Still in my shirt-sleeves, I stepped forward, handoutstretched. If my guest did not stand upon ceremony, neither would I.
‘Edmund Hansard at your service, sir,’ he greeted me, pulling off a shapeless hat to reveal an old-fashioned wig atop the face of a man in his early fifties.
‘Tobias Campion at yours,’ I responded with a slight bow. My hand was enveloped in his.
‘I have the advantage of you,’ he laughed, bright blue eyes a-twinkle . ‘I know that you are the new parson, but you cannot know that I am the doctor. And I come not to treat any ills – for you look a healthy enough young man – but to bid you come and share my board this evening. Aye, and bring your man too. I have no doubt my servants will look after him.’
‘This is most kind—’ I began.
‘Did I not read somewhere that you should do unto others as you would they do unto you? Well, man, someone must needs feed and water you. I keep a plain table, mind you. And country hours. Would six be too early for you? You’ll find me at Langley House, out on the Leamington Road. Till six, then. No need to dress.’
‘Till six,’ I agreed.
He left without further ado, leaving, as Mrs Beckles had done, a house feeling the lack of his presence.

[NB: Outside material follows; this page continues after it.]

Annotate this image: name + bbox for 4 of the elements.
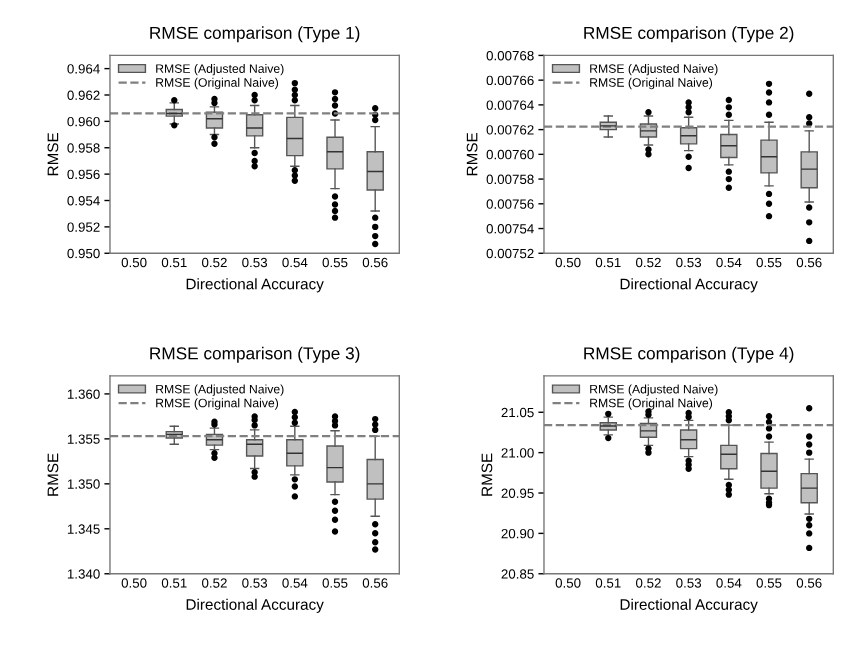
chart-title: RMSE comparison (Type 1) [150,26,360,43]
chart-title: RMSE comparison (Type 3) [150,346,360,363]
chart-title: RMSE comparison (Type 2) [584,26,794,43]
chart-title: RMSE comparison (Type 4) [584,346,794,363]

‘Langley House,’ I repeated to Jem, as we trotted side by side through the village, the westering sun bathing it in a golden glow.
On the green a few very young boys, no more than five or six years old, played with a bat and ball. Beyond the green was a duck pond, with St Jude’s the far side of the graveyardto my left. The Silent Woman, so old that Shakespeare might have drunk there, sank down on its knees opposite. On the outskirts of the village a coaching inn was being built, to celebrate the arrival of a turnpike road, no doubt. It would be the only building of note, St Jude’s apart. The rest of the village comprised picturesque thatched cottages, haphazardly arranged in a verdant innocence so beloved of our poets.
We were heading in the opposite direction from Moreton Priory, into neat and I hoped prosperous farmland.